Introduction
You can run Spark applications locally or distributed across a cluster, either by using an interactive shell or by submitting an application. Running Spark applications interactively is commonly performed during the data-exploration phase and for ad hoc analysis.
You can:
-
Submit interactive statements through the Scala, Python, or R shell, or through a high-level notebook such as Zeppelin.
-
Use APIs to create a Spark application that runs interactively or in batch mode, using Scala, Python, R, or Java.
Because of a limitation in the way Scala compiles code, some
applications with nested definitions running in an interactive shell may
encounter a Task not serializable
exception. Cloudera
recommends submitting these applications.

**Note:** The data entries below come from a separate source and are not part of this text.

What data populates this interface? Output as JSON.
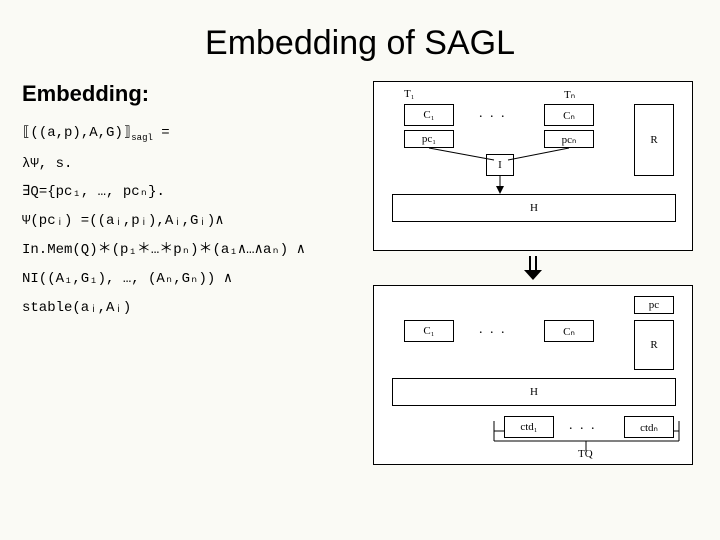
{
  "title": "Embedding of SAGL",
  "subhead": "Embedding:",
  "lines": {
    "l1_pre": "⟦((a,p),A,G)⟧",
    "l1_sub": "sagl",
    "l1_post": " =",
    "l2": "λΨ, s.",
    "l3": "∃Q={pc₁, …, pcₙ}.",
    "l4": "Ψ(pcᵢ) =((aᵢ,pᵢ),Aᵢ,Gᵢ)∧",
    "l5_pre": "In.Mem(Q)",
    "l5_star": "＊",
    "l5_p1": "(p₁",
    "l5_pm": "…",
    "l5_pn": "pₙ)",
    "l5_a": "(a₁∧…∧aₙ) ∧",
    "l6": "NI((A₁,G₁), …, (Aₙ,Gₙ)) ∧",
    "l7": "stable(aᵢ,Aᵢ)"
  },
  "diagram_top": {
    "T1": "T₁",
    "Tn": "Tₙ",
    "C1": "C₁",
    "Cn": "Cₙ",
    "pc1": "pc₁",
    "pcn": "pcₙ",
    "R": "R",
    "I": "I",
    "H": "H",
    "dots": ". . ."
  },
  "diagram_bot": {
    "pc": "pc",
    "C1": "C₁",
    "Cn": "Cₙ",
    "R": "R",
    "H": "H",
    "ctd1": "ctd₁",
    "ctdn": "ctdₙ",
    "TQ": "TQ",
    "dots": ". . ."
  }
}
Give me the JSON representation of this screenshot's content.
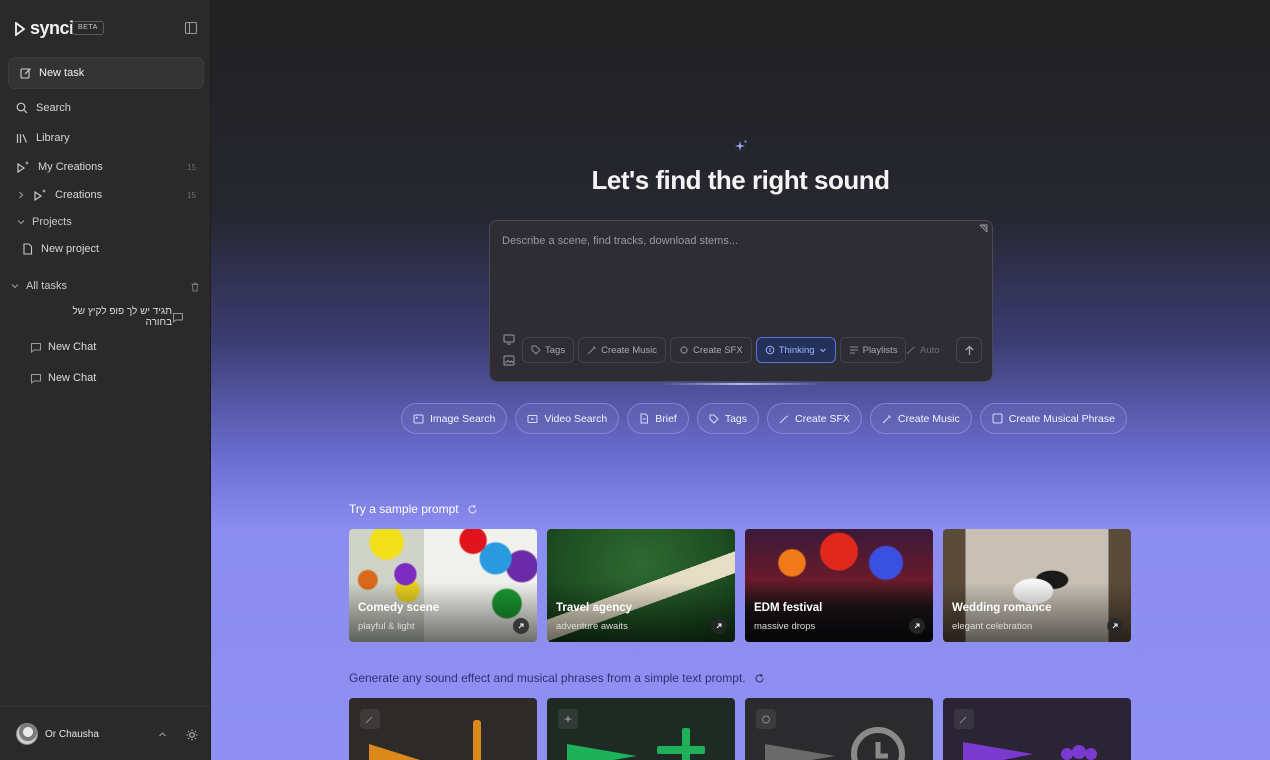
{
  "app": {
    "name": "synci",
    "badge": "BETA"
  },
  "sidebar": {
    "new_task": "New task",
    "search": "Search",
    "library": "Library",
    "my_creations": {
      "label": "My Creations",
      "count": "15"
    },
    "creations": {
      "label": "Creations",
      "count": "15"
    },
    "projects": "Projects",
    "new_project": "New project",
    "all_tasks": "All tasks",
    "tasks": [
      "תגיד יש לך פופ לקיץ של בחורה",
      "New Chat",
      "New Chat"
    ],
    "user": {
      "name": "Or Chausha"
    }
  },
  "main": {
    "title": "Let's find the right sound",
    "composer": {
      "placeholder": "Describe a scene, find tracks, download stems...",
      "tools": [
        "Tags",
        "Create Music",
        "Create SFX",
        "Thinking",
        "Playlists"
      ],
      "auto": "Auto"
    },
    "quick_actions": [
      "Image Search",
      "Video Search",
      "Brief",
      "Tags",
      "Create SFX",
      "Create Music",
      "Create Musical Phrase"
    ],
    "sample_title": "Try a sample prompt",
    "samples": [
      {
        "title": "Comedy scene",
        "subtitle": "playful & light"
      },
      {
        "title": "Travel agency",
        "subtitle": "adventure awaits"
      },
      {
        "title": "EDM festival",
        "subtitle": "massive drops"
      },
      {
        "title": "Wedding romance",
        "subtitle": "elegant celebration"
      }
    ],
    "generate_title": "Generate any sound effect and musical phrases from a simple text prompt."
  },
  "colors": {
    "accent": "#5c74d8",
    "sfx_orange": "#d98a1a",
    "sfx_green": "#1fb05a",
    "sfx_gray": "#8a8a8a",
    "sfx_purple": "#7a3ad0"
  }
}
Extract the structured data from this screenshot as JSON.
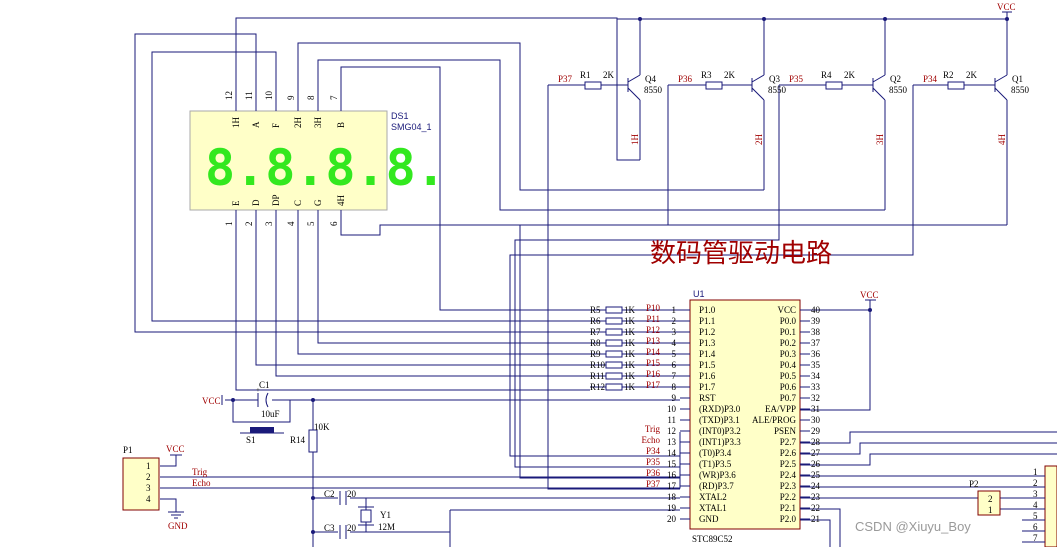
{
  "title": "数码管驱动电路",
  "watermark": "CSDN @Xiuyu_Boy",
  "display": {
    "ref": "DS1",
    "part": "SMG04_1",
    "digits": "8.8.8.8.",
    "top_pins": [
      {
        "num": "12",
        "label": "1H"
      },
      {
        "num": "11",
        "label": "A"
      },
      {
        "num": "10",
        "label": "F"
      },
      {
        "num": "9",
        "label": "2H"
      },
      {
        "num": "8",
        "label": "3H"
      },
      {
        "num": "7",
        "label": "B"
      }
    ],
    "bottom_pins": [
      {
        "num": "1",
        "label": "E"
      },
      {
        "num": "2",
        "label": "D"
      },
      {
        "num": "3",
        "label": "DP"
      },
      {
        "num": "4",
        "label": "C"
      },
      {
        "num": "5",
        "label": "G"
      },
      {
        "num": "6",
        "label": "4H"
      }
    ]
  },
  "transistors": [
    {
      "ref": "Q4",
      "part": "8550",
      "net": "P37",
      "res": "R1",
      "val": "2K",
      "out": "1H"
    },
    {
      "ref": "Q3",
      "part": "8550",
      "net": "P36",
      "res": "R3",
      "val": "2K",
      "out": "2H"
    },
    {
      "ref": "Q2",
      "part": "8550",
      "net": "P35",
      "res": "R4",
      "val": "2K",
      "out": "3H"
    },
    {
      "ref": "Q1",
      "part": "8550",
      "net": "P34",
      "res": "R2",
      "val": "2K",
      "out": "4H"
    }
  ],
  "vcc": "VCC",
  "gnd": "GND",
  "mcu": {
    "ref": "U1",
    "part": "STC89C52",
    "left_pins": [
      {
        "num": "1",
        "name": "P1.0"
      },
      {
        "num": "2",
        "name": "P1.1"
      },
      {
        "num": "3",
        "name": "P1.2"
      },
      {
        "num": "4",
        "name": "P1.3"
      },
      {
        "num": "5",
        "name": "P1.4"
      },
      {
        "num": "6",
        "name": "P1.5"
      },
      {
        "num": "7",
        "name": "P1.6"
      },
      {
        "num": "8",
        "name": "P1.7"
      },
      {
        "num": "9",
        "name": "RST"
      },
      {
        "num": "10",
        "name": "(RXD)P3.0"
      },
      {
        "num": "11",
        "name": "(TXD)P3.1"
      },
      {
        "num": "12",
        "name": "(INT0)P3.2"
      },
      {
        "num": "13",
        "name": "(INT1)P3.3"
      },
      {
        "num": "14",
        "name": "(T0)P3.4"
      },
      {
        "num": "15",
        "name": "(T1)P3.5"
      },
      {
        "num": "16",
        "name": "(WR)P3.6"
      },
      {
        "num": "17",
        "name": "(RD)P3.7"
      },
      {
        "num": "18",
        "name": "XTAL2"
      },
      {
        "num": "19",
        "name": "XTAL1"
      },
      {
        "num": "20",
        "name": "GND"
      }
    ],
    "right_pins": [
      {
        "num": "40",
        "name": "VCC"
      },
      {
        "num": "39",
        "name": "P0.0"
      },
      {
        "num": "38",
        "name": "P0.1"
      },
      {
        "num": "37",
        "name": "P0.2"
      },
      {
        "num": "36",
        "name": "P0.3"
      },
      {
        "num": "35",
        "name": "P0.4"
      },
      {
        "num": "34",
        "name": "P0.5"
      },
      {
        "num": "33",
        "name": "P0.6"
      },
      {
        "num": "32",
        "name": "P0.7"
      },
      {
        "num": "31",
        "name": "EA/VPP"
      },
      {
        "num": "30",
        "name": "ALE/PROG"
      },
      {
        "num": "29",
        "name": "PSEN"
      },
      {
        "num": "28",
        "name": "P2.7"
      },
      {
        "num": "27",
        "name": "P2.6"
      },
      {
        "num": "26",
        "name": "P2.5"
      },
      {
        "num": "25",
        "name": "P2.4"
      },
      {
        "num": "24",
        "name": "P2.3"
      },
      {
        "num": "23",
        "name": "P2.2"
      },
      {
        "num": "22",
        "name": "P2.1"
      },
      {
        "num": "21",
        "name": "P2.0"
      }
    ],
    "left_nets": [
      {
        "row": 0,
        "text": "P10"
      },
      {
        "row": 1,
        "text": "P11"
      },
      {
        "row": 2,
        "text": "P12"
      },
      {
        "row": 3,
        "text": "P13"
      },
      {
        "row": 4,
        "text": "P14"
      },
      {
        "row": 5,
        "text": "P15"
      },
      {
        "row": 6,
        "text": "P16"
      },
      {
        "row": 7,
        "text": "P17"
      },
      {
        "row": 11,
        "text": "Trig"
      },
      {
        "row": 12,
        "text": "Echo"
      },
      {
        "row": 13,
        "text": "P34"
      },
      {
        "row": 14,
        "text": "P35"
      },
      {
        "row": 15,
        "text": "P36"
      },
      {
        "row": 16,
        "text": "P37"
      }
    ]
  },
  "seg_resistors": [
    {
      "ref": "R5",
      "val": "1K"
    },
    {
      "ref": "R6",
      "val": "1K"
    },
    {
      "ref": "R7",
      "val": "1K"
    },
    {
      "ref": "R8",
      "val": "1K"
    },
    {
      "ref": "R9",
      "val": "1K"
    },
    {
      "ref": "R10",
      "val": "1K"
    },
    {
      "ref": "R11",
      "val": "1K"
    },
    {
      "ref": "R12",
      "val": "1K"
    }
  ],
  "reset": {
    "cap_ref": "C1",
    "cap_val": "10uF",
    "switch_ref": "S1",
    "res_ref": "R14",
    "res_val": "10K"
  },
  "crystal": {
    "c2": "C2",
    "c2_val": "20",
    "c3": "C3",
    "c3_val": "20",
    "xtal_ref": "Y1",
    "xtal_val": "12M"
  },
  "connector_p1": {
    "ref": "P1",
    "pins": [
      "1",
      "2",
      "3",
      "4"
    ],
    "nets": [
      "Trig",
      "Echo"
    ]
  },
  "connector_p2": {
    "ref": "P2",
    "pins": [
      "2",
      "1"
    ]
  },
  "right_header_pins": [
    "1",
    "2",
    "3",
    "4",
    "5",
    "6",
    "7"
  ]
}
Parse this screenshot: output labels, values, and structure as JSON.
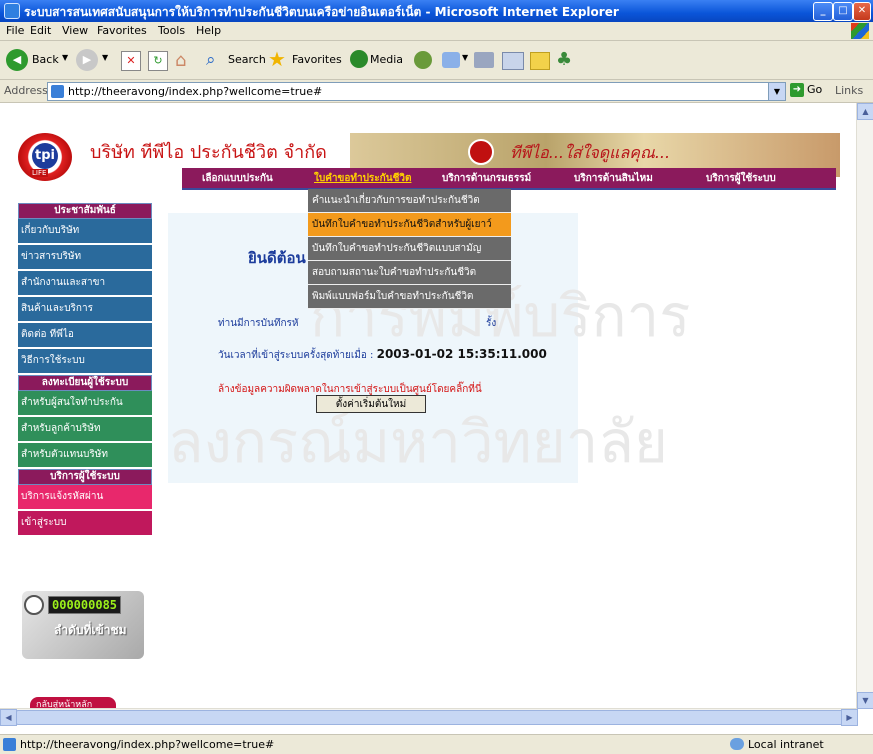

To run applications distributed across a cluster, Spark requires a cluster manager. In CDP, Cloudera supports only the YARN cluster manager. When run on YARN, Spark application processes are managed by the YARN ResourceManager and NodeManager roles. Spark Standalone is not supported.
To launch Spark applications on a cluster, you can use the
spark-submit
script in the /bin
directory on a gateway host. You can also use the API interactively by
launching an interactive shell for Scala (spark-shell
),
Python (pyspark
), or SparkR. Note that each interactive
shell automatically creates SparkContext
in a variable
called sc
, and SparkSession
in a
variable called spark
. For more information about
spark-submit
, see the Apache Spark documentation Submitting Applications.
Alternately, you can use Livy to submit and manage Spark applications on a cluster. Livy is a Spark service that allows local and remote applications to interact with Apache Spark over an open source REST interface. Livy offers additional multi-tenancy and security functionality.